I have had numerous MRI scans over the years.

Marios at the Sheffield Ataxia clinic said he would expect the atrophy to be a lot more! At this stage

He has also diax HSP, which seems to occur with some Ataxia patients

All a bit confusing, in the big picture !!!

My first 2 neuros said my brain MRI's were normal. Today the third guy said he disagrees and sees atrophy of the cerebellum. Keep getting opinions. He also videotaped me walking, ordered physical therapy and gave me a script for Amantadine, far more than what my previous neuros did. What is past pointing and HSP? Wishing you all healing

Hi MooseHill:-)

Past pointing - the patient is asked to touch the examiners outstretched finger. Quite often the patient will misjudge the exact position of the finger, reaching out to touch but missing it.

HSP - Alan may be referring to Hereditary Spastic Paraplegia. The main symptoms are spasticity and/or paralysis in the lower limbs. MRI is usually normal. Molecular genetic testing is available for many types of HSP. see www.ncbi.nlm.nih.gov

Hope this helps :slight_smile: xB

All my tests were normal (a lot of tests), including MRI scans. I got unknown type according to my neuro.

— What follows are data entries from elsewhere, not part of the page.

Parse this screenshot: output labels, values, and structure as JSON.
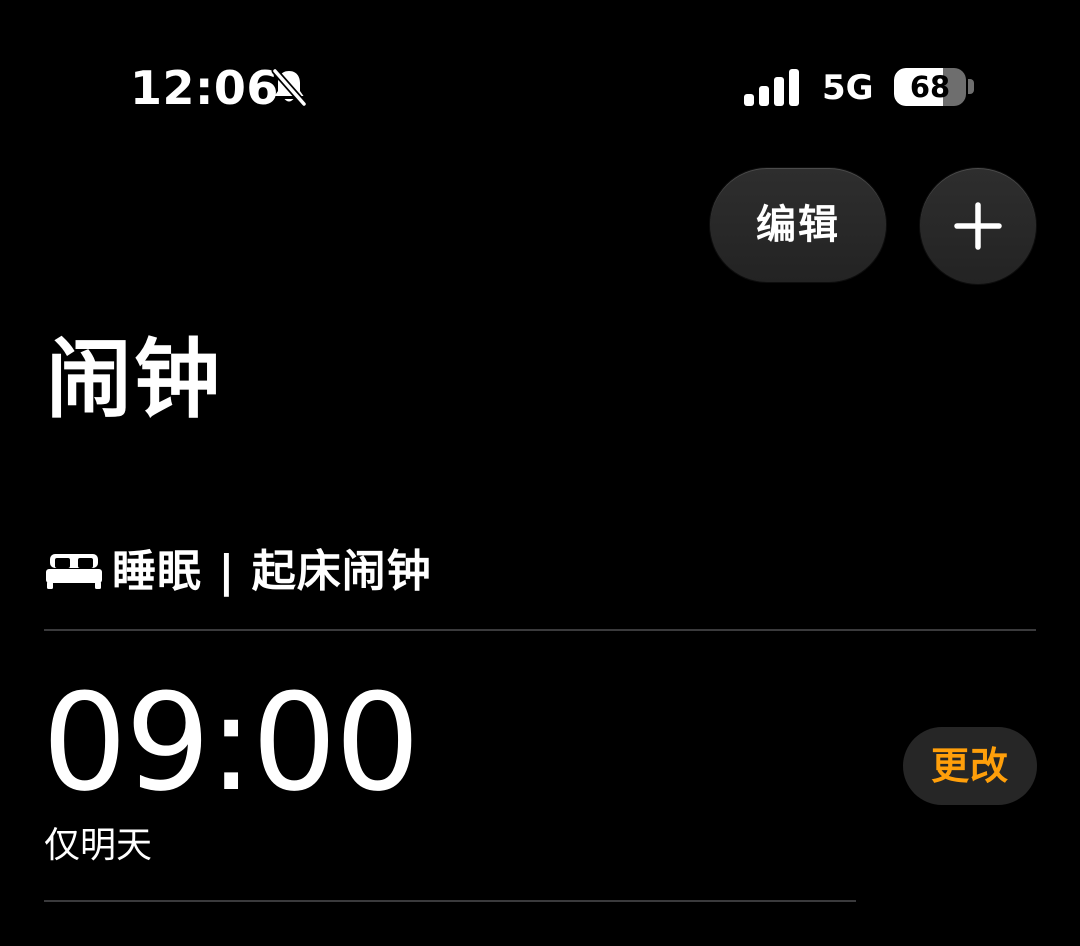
{
  "status_bar": {
    "time": "12:06",
    "silent_icon": "bell-slash-icon",
    "signal_icon": "cellular-signal-icon",
    "network": "5G",
    "battery_level": "68",
    "battery_fraction": 0.68
  },
  "toolbar": {
    "edit_label": "编辑",
    "add_icon": "plus-icon"
  },
  "page": {
    "title": "闹钟"
  },
  "sleep_section": {
    "icon": "bed-icon",
    "header": "睡眠 | 起床闹钟"
  },
  "alarm": {
    "time": "09:00",
    "repeat": "仅明天",
    "change_label": "更改",
    "accent_color": "#ff9f0a"
  },
  "colors": {
    "background": "#000000",
    "text": "#ffffff",
    "button_bg": "#262626",
    "accent": "#ff9f0a",
    "separator": "#3a3a3c"
  }
}
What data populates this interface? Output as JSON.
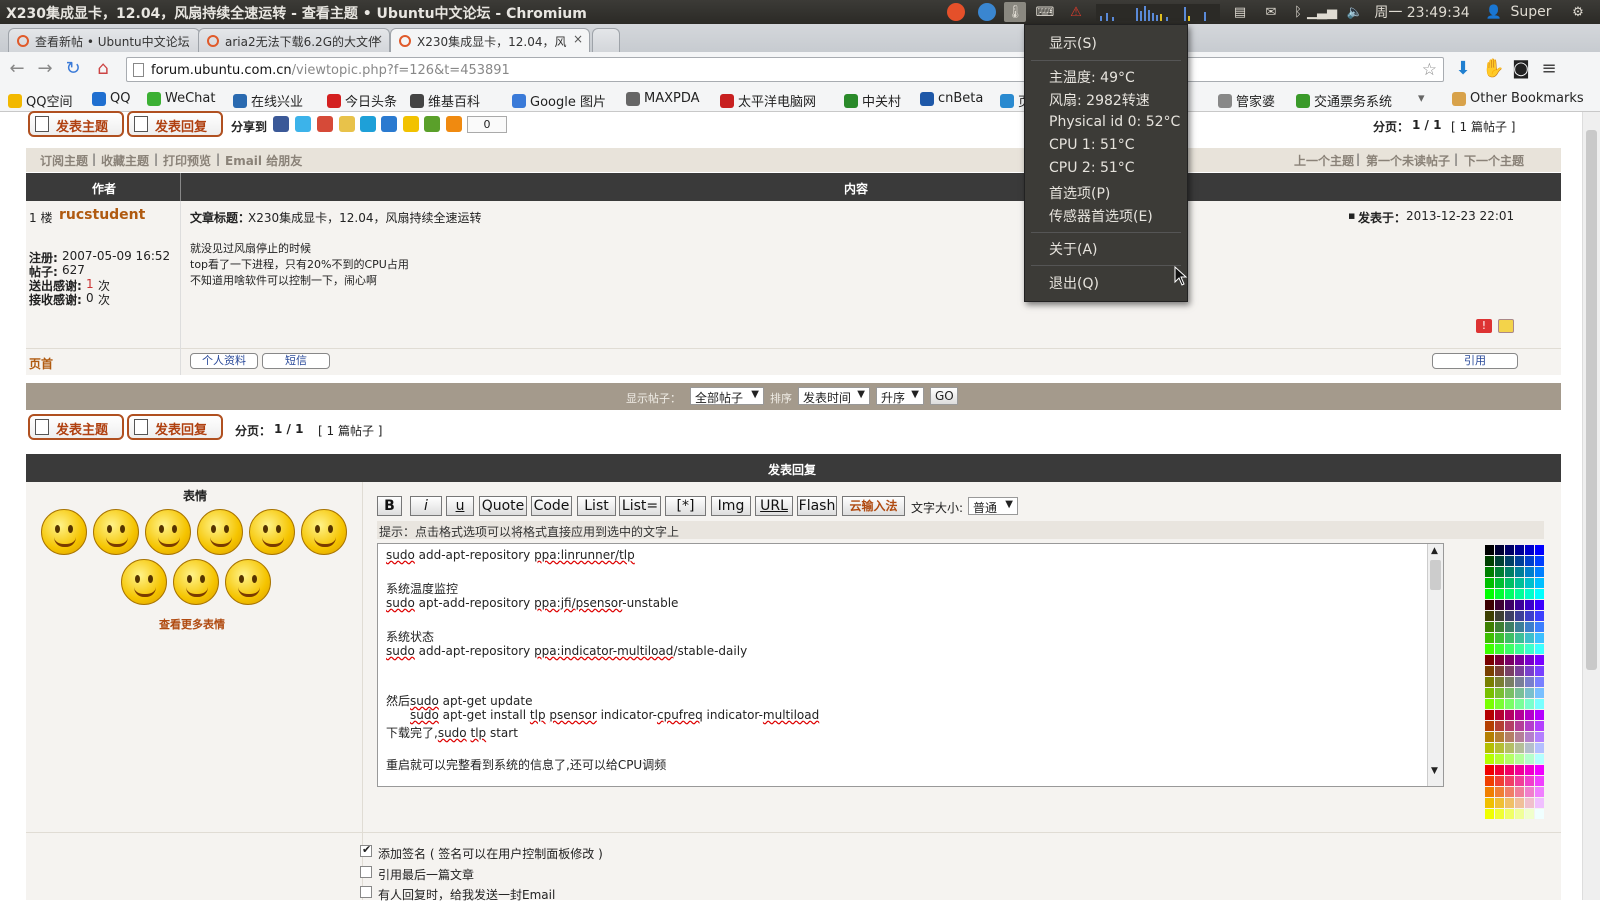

I don't know why it takes so long to make a diagnosis, in the states it seems to take years, sometimes 5 or10 or more. I think if they cant diagnose a person then they should move that person along to another doctor or a panel to discuss and look for a diagnosis. I don't know how many times I have been told if the doc cant diagnose they may have to name the syndrome after you so you think it is a harder case to figure out not that the doc is a dumb ass sometimes.

That's exactly what happened to me. It's taken me 4 years and three neurologists to get a diagnosis of cerebellar ataxia. I was frustrated when I kept getting passed along but now see that as many eyes are on you the better. Third neuro referred me to physical therapy which no one else ever did. He also gave me a script for Amantadine if physical therapy didn't work. So, getting dumped by two neuros was a blessing in disguise.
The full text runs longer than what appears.